🤖 AI Summary
Existing diffusion Transformer (DiT)-based text-to-image models suffer from inconsistent, drifting, and coarse-grained control over word-level typography, layout, and style. To address this, we propose the first word-level controllable text rendering framework. Our method introduces enclosing typography control tokens (ETC-tokens) for fine-grained layout modeling; parameter-efficient typography control fine-tuning (TC-FT), which updates only 5% of model parameters; and a text-agnostic style control adapter (SCA). We further construct HTML-render, the first large-scale, word-level annotated controllable dataset, synthesized via HTML-based rendering. Experiments demonstrate significant improvements in word-level font consistency, layout controllability, and style stability, outperforming state-of-the-art methods across multiple text rendering metrics. All code, models, and the HTML-render dataset are publicly released.
📝 Abstract
Visual text rendering are widespread in various real-world applications, requiring careful font selection and typographic choices. Recent progress in diffusion transformer (DiT)-based text-to-image (T2I) models show promise in automating these processes. However, these methods still encounter challenges like inconsistent fonts, style variation, and limited fine-grained control, particularly at the word-level.
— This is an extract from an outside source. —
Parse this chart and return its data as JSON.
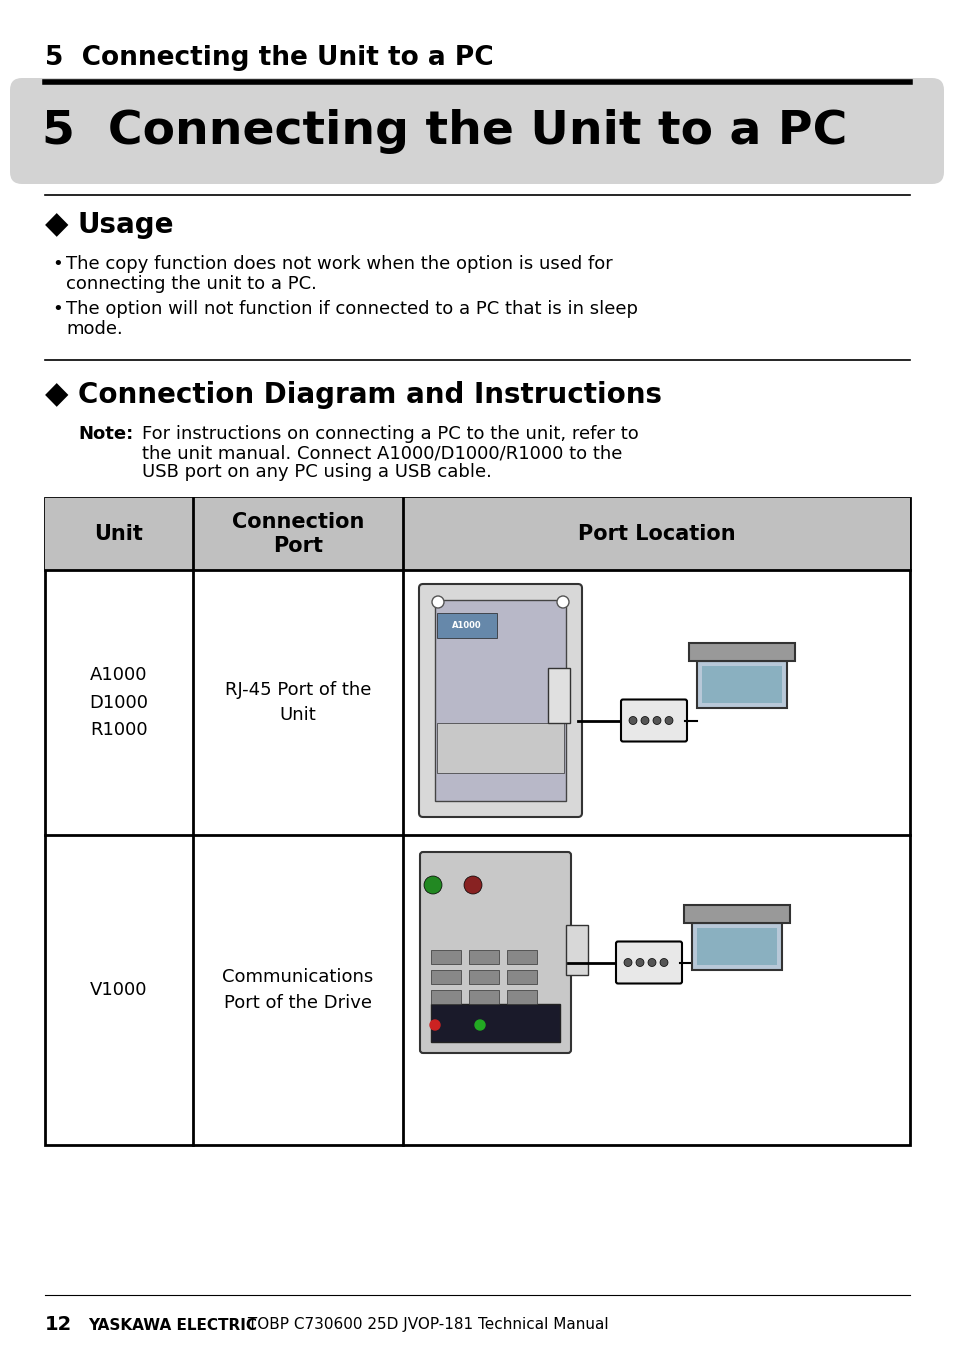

This paper proposes a two-stage DiT-based pipeline to address these problems by enhancing controllability over typography and style in text rendering. We introduce typography control fine-tuning (TC-FT), an parameter-efficient fine-tuning method (on $5%$ key parameters) with enclosing typography control tokens (ETC-tokens), which enables precise word-level application of typographic features. To further address style inconsistency in text rendering, we propose a text-agnostic style control adapter (SCA) that prevents content leakage while enhancing style consistency. To implement TC-FT and SCA effectively, we incorporated HTML-render into the data synthesis pipeline and proposed the first word-level controllable dataset. Through comprehensive experiments, we demonstrate the effectiveness of our approach in achieving superior word-level typographic control, font consistency, and style consistency in text rendering tasks. The datasets and models will be available for academic use.